1. Your attention is at stake.
“God only knows what it [Facebook] is doing to our children’s brains,” – Sean Parker, founder of Napster, for Facebook investor
Every minute you spend on these services, they are harvesting your personal usage data to improve both their attention grabbing pull on you, and to improve the sophistication of their advertising and content producing engines.
The reason that Digital Minimalism requires such intentionality, and extreme measures such as a 30 day detox, is because of the sheer power of these technologies to traffic your attention.
These companies have expended exorbitant amounts of money learning how to harness your attention, almost against your will, and they’re experts at it.
Any attempt to seriously incorporate Digital minimalism into your life on your terms requires going head-to-head against decades of time, and millions of dollars worth of research into software which is specifically designed to beat you at your own game.
As the saying goes – the house, always wins.
2. Your personal autonomy is at stake.
When people are given a menu of choices, they rarely ask: “what’s not on the menu?” [or] “why am I being given these options and not others?” – Tristan Harris, founder of Time Well Spent and former Google design ethicist
It doesn’t matter what you do.
It doesn’t matter how you structure your profile.
It doesn’t matter how you tweak any other metric that’s at your disposal to tweak.
These technologies are systematically working to filter your experience through the lens of your personal data.
No matter how much you fight it, these technologies are customising your content to what they think it wants you to see.
As Cal pointed out in the podcast, these technologies are engineered to push you into the most extreme version of yourself. You’re literally fighting a losing battle for your own personal identity and autonomy, all in the name of better targeted advertising.
3. Social media’s true purpose.
Whatever benefit you think you’re deriving from these services, you’re fighting a constant battle to maintain self-control over your use of them.
Make no mistake. This is no longer the meandering of a few paranoid doomsday naysayers. This is the harsh, lived reality for most people today using social media, and is verified by comments of those on the inside, like Tristan Harris, who know exactly the techniques used.

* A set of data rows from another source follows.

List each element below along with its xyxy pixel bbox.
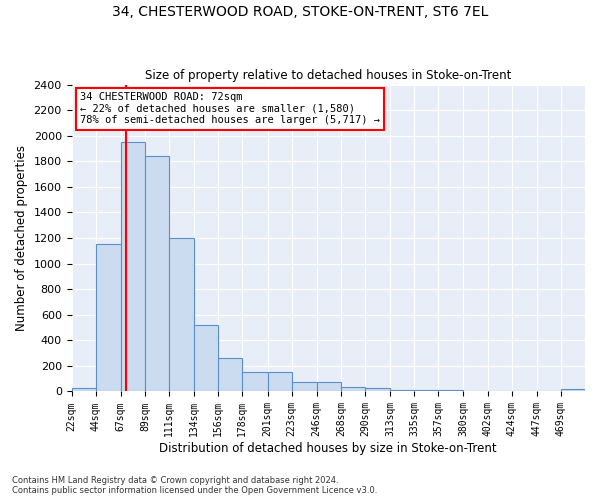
Text: 34 CHESTERWOOD ROAD: 72sqm
← 22% of detached houses are smaller (1,580)
78% of s: 34 CHESTERWOOD ROAD: 72sqm ← 22% of deta… [80,92,380,126]
Bar [145,156,169,392]
Title: Size of property relative to detached houses in Stoke-on-Trent: Size of property relative to detached ho… [145,69,511,82]
Bar [317,382,341,392]
Bar [561,389,585,392]
Text: Contains HM Land Registry data © Crown copyright and database right 2024.
Contai: Contains HM Land Registry data © Crown c… [12,476,377,495]
Text: 34, CHESTERWOOD ROAD, STOKE-ON-TRENT, ST6 7EL: 34, CHESTERWOOD ROAD, STOKE-ON-TRENT, ST… [112,5,488,19]
Bar [414,390,438,392]
Bar [169,238,194,392]
Bar [292,382,317,392]
Bar [268,372,292,392]
Bar [218,358,242,392]
Y-axis label: Number of detached properties: Number of detached properties [15,145,28,331]
Bar [95,244,121,392]
Bar [71,388,95,392]
Bar [194,325,218,392]
Bar [390,390,414,392]
Bar [242,372,268,392]
X-axis label: Distribution of detached houses by size in Stoke-on-Trent: Distribution of detached houses by size … [160,442,497,455]
Bar [341,387,365,392]
Bar [365,388,390,392]
Bar [438,390,463,392]
Bar [121,142,145,392]
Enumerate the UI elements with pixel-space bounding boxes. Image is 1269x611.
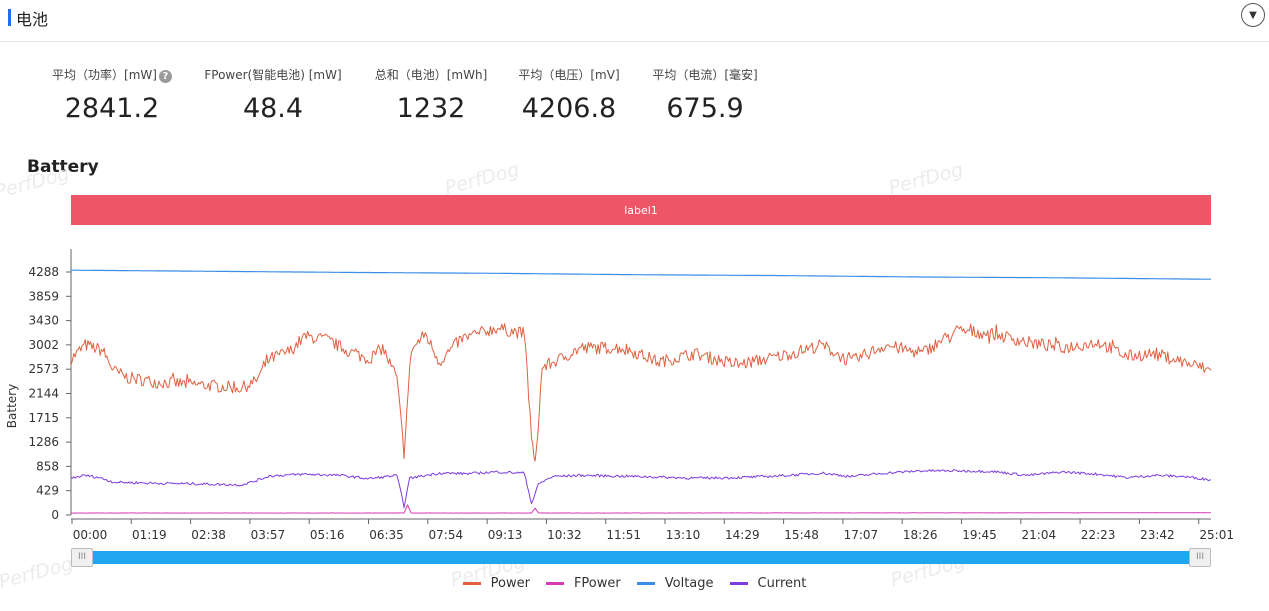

But this is no coincidence. There is an important reason for why Big tech invests billions of dollars on hacking the attention centres of your brain… because it is a commodity. This brings us to our last point.
Facebook is not a Social Media technology. It is an advertising technology. You think that Facebook is a social media service that allows you to communicate with your peers. You think you’re a customer, taking advantage of the free service that Facebook provides.
But you’re not a customer, you’re the product.
Consider a related example. If you read through the Qantas Frequent Flyer terms and conditions, it states in no uncertain terms, that the Qantas Frequent Flyer program is not a customer service program.
It is designed to collect user data, for the purpose of optimising their marketing strategy (and also sell your data to other private companies, including spammers!).

Whatever social benefits you may derive from Facebook, it is merely a front for Facebook’s true purpose which is advertising.
To embrace digital minimalism, as a personal philosophy, is a matter of convincing yourself that the amount of effort required, is worth the perceived benefits.
I cannot imagine that anything social media has to offer, cannot be gained in some other way.
And that is why, I think, digital minimalism is only the first step to eventually giving up on social media altogether. The goal is learning to use technology the way it was always meant to be used, for our benefit, not our enslavement.